Key Points
In Follicular lymphoma patients, both ctDNA and PET positivity after induction response are associated with shorter PFS.
Only combined ctDNA and PET identify patients at high risk of early relapse (POD24), linked to poor survival
Patients with follicular lymphoma (FL) who experience disease progression within 24 months of diagnosis (POD24) have a lower survival. Positron emission tomography (PET) response and circulating tumor DNA (ctDNA) residual disease (MRD) assessment at end of induction therapy (EOI) may allow their early identification. A representative cohort of 141 patients from the RELEVANCE phase III trial with both available serum samples for ctDNA testing and PET images at randomization and at EOI (week 24) was investigated.
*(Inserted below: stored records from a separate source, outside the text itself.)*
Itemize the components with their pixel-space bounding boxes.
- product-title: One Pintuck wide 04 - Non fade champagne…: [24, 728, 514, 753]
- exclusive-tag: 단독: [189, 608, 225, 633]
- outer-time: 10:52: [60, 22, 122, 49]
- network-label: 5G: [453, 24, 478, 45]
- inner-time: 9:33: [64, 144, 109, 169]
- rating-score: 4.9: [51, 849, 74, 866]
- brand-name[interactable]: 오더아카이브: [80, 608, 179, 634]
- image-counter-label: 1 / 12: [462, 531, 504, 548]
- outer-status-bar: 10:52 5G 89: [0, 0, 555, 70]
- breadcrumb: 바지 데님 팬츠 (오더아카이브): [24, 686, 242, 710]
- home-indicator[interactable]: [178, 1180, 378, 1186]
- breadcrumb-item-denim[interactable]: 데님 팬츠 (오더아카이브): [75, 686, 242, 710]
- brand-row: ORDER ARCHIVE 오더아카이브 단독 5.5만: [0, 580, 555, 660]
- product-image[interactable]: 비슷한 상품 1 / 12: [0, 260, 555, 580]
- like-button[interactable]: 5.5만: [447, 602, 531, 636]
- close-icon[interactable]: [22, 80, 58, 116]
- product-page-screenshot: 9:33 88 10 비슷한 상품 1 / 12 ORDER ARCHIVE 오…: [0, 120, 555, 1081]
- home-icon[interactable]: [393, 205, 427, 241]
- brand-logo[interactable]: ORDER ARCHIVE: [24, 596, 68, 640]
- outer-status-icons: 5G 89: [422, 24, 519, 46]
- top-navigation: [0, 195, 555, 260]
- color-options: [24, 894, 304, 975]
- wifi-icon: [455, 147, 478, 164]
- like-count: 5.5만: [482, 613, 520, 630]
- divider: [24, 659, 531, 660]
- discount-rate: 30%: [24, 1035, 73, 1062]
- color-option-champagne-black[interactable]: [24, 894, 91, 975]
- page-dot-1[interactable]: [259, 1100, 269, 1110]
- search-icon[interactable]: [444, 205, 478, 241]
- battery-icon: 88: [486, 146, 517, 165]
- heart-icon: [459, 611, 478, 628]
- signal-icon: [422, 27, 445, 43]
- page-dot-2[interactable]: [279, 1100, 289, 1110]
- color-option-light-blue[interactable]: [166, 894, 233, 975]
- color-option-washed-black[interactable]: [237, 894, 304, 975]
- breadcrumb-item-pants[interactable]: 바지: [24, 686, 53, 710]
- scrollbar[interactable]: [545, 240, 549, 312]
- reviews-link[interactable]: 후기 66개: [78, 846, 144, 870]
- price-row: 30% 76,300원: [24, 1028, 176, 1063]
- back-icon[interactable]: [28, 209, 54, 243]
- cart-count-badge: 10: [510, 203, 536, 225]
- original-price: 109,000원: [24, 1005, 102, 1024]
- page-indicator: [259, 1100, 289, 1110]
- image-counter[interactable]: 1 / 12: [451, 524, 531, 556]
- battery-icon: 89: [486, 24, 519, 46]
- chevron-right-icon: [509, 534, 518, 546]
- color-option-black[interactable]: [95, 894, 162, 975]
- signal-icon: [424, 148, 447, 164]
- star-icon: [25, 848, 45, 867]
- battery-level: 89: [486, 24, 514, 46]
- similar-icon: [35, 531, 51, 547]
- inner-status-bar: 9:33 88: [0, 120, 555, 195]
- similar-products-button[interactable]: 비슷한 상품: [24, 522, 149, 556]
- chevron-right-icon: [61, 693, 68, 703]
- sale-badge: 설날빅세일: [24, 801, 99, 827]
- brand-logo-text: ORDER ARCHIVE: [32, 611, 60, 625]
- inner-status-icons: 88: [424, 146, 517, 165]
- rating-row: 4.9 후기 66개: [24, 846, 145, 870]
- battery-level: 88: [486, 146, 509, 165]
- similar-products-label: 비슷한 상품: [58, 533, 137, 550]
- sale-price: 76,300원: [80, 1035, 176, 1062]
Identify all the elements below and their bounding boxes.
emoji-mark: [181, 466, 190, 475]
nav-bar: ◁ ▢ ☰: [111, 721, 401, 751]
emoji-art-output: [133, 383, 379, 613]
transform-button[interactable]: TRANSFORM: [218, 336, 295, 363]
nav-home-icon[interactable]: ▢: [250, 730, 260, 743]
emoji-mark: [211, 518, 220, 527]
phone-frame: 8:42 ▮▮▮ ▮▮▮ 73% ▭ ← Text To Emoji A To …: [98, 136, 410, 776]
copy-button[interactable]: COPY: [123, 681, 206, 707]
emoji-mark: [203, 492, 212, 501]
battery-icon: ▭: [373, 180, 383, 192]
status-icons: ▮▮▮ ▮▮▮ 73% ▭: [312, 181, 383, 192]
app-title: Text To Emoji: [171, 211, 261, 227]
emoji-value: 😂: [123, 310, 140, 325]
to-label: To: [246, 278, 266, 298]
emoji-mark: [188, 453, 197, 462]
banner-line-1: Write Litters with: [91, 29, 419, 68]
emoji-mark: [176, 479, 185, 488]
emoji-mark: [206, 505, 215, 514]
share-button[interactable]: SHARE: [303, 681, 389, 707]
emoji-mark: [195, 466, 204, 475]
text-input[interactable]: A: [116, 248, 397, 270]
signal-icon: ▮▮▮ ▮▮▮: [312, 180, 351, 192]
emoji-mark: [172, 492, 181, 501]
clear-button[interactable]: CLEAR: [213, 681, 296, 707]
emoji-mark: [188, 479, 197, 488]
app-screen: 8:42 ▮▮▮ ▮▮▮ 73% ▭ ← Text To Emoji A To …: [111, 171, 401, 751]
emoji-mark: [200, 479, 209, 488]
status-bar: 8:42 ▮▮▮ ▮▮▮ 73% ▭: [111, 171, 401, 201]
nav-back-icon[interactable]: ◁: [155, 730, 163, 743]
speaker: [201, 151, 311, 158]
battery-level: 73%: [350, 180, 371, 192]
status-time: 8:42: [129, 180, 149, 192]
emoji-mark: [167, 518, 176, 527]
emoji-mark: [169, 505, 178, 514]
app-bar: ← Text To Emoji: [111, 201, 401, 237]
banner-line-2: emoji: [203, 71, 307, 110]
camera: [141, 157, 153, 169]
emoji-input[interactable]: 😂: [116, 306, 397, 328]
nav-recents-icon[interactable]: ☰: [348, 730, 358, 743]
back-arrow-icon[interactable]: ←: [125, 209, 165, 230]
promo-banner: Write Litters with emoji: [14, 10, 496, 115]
Twelve percent were POD24. CtDNA was analyzed using a customized 130-kilobase capture panel, with Phased Variant (PV) enriched regions representing 39% of the panel. CtDNA was detected in 140 patients (99.3%) at baseline. To optimize specificity, only PVs, found in 124 patients (88%), were considered for ctDNA MRD assessment at EOI. Median PFS from EOI was not reached (NR) for the 112 patients with undetected ctDNA at EOI versus 17.7 months (95%CI : 1.4-NA) for patients ctDNA MRD (+) (p=0.0038). Similarly, median PFS was NR for the 104 patients with undetected disease on PET at EOI versus 28.3 months (95%CI : 2.9-NR, p=0.0002) for patients with PET(+). Both tests had a negative predictive value (NPV) above 90% for POD24. The positive predictive value was 58.3% for ctDNA MRD and 45% for PET but increased to 85.7% when both parameters were combined, without alteration of NPV. These data show that the combination of PET response and ctDNA MRD at EOI allows for an early prediction of POD24 which may lead to a preemptive treatment decision.